What you deliver, and the manner of delivery must be different in some way from alternatives. The differentiator is what engages potential customers to you rather than to someone else. Therefore, ‘Better’ or ‘Bigger’ is not sufficient, they are generic claims that anyone can make.

These points of difference do not make you the right choice for everybody, it makes you the perfect choice for a very few, or at any point in time, just one person. When you are their only choice, where else will they go?

In my case, the differentiator is long experience, and success across corporate, government, and SME businesses. I have an unusual combination of expertise across strategy development and implementation, marketing, accounting, and operations management. While I am primarily a strategic marketer, having run manufacturing businesses, and having deep knowledge of ‘the numbers’ and how to interpret and use them, makes me unusual. This can be valuable to modest sized businesses that tend to have areas of weakness in management expertise outside their core skill.

Who needs what you deliver?

Those that are actively seeking it. There are often many people who might need what you deliver, but those who are actively seeking it are the only ones who will see it when it is presented to them. For example, a tax accountant can help anyone who needs an accountant, but their ideal customer is someone actively seeking advice on tax, today.

How will your expertise benefit your customers?

When you buy something, you expect a beneficial outcome, something that eases the pain, scratches the itch, solves a problem, or just makes you feel better.

Another sentence to be completed from the perspective of the ideal customer.

Those who use my expertise go from ……  to…..

Again, in my case, the sentence is ‘Those who use my expertise go from frenetic activity that seems to go nowhere, to developing and deploying strategies that deliver sustainable profitability’

How do you best connect with, and deliver value to your potential customers?
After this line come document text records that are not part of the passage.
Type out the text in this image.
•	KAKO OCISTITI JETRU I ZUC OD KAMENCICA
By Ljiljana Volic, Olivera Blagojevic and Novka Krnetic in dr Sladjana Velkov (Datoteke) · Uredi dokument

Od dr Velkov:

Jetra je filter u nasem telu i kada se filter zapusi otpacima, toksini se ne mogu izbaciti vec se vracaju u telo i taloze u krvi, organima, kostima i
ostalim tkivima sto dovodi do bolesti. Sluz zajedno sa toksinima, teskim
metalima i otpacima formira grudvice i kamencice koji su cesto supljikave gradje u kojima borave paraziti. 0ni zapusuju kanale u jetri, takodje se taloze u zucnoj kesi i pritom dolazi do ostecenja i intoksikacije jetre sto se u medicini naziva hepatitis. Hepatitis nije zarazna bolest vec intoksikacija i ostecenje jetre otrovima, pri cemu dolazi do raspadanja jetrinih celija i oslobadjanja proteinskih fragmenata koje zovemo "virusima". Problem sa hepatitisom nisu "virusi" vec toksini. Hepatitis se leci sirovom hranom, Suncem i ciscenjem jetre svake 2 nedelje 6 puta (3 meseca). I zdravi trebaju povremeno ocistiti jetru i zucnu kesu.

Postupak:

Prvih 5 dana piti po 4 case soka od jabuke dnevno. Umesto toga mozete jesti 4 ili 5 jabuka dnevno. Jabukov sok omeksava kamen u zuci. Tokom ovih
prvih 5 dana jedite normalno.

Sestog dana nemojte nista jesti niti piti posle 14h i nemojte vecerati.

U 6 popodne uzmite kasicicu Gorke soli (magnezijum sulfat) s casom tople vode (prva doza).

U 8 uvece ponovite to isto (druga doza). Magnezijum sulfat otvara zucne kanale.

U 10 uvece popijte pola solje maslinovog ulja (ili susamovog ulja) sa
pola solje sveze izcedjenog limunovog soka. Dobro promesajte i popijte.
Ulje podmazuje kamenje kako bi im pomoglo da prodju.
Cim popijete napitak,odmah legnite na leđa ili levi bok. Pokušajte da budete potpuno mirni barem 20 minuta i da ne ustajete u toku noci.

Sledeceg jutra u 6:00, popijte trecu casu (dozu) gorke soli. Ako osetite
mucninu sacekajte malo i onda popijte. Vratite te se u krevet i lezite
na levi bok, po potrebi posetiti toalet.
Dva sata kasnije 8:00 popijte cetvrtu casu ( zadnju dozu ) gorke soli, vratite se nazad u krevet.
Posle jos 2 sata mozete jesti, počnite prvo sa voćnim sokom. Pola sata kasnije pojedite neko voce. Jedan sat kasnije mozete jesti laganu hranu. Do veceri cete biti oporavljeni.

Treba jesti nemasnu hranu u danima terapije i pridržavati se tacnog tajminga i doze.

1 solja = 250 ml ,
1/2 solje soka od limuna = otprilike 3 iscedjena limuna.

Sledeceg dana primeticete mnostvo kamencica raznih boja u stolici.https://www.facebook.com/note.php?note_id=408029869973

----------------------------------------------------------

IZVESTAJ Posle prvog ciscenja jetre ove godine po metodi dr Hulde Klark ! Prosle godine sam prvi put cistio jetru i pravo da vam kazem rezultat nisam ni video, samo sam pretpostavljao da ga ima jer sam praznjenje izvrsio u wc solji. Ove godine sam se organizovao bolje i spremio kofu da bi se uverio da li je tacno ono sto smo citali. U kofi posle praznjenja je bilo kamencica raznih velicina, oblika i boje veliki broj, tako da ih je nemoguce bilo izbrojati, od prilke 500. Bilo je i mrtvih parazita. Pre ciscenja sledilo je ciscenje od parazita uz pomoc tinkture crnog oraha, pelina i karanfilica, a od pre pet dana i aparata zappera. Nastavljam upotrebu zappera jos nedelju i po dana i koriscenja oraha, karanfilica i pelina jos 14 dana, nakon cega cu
This is the million-dollar question, and one that should be always left until all the above has been done, at least in some sort of draft. The answer to the question is hiding in the answers to the previous ones you have asked yourself, and the choices you have made as a result.

The choices about how you do this are myriad, which is what makes it so tough. There are many ways to set about communicating and engaging with potential customers. You must make choices, which will miss many potential customers, but will optimise the expenditure of your resources of time and money in connecting with those who are most likely to value and pay for your expertise.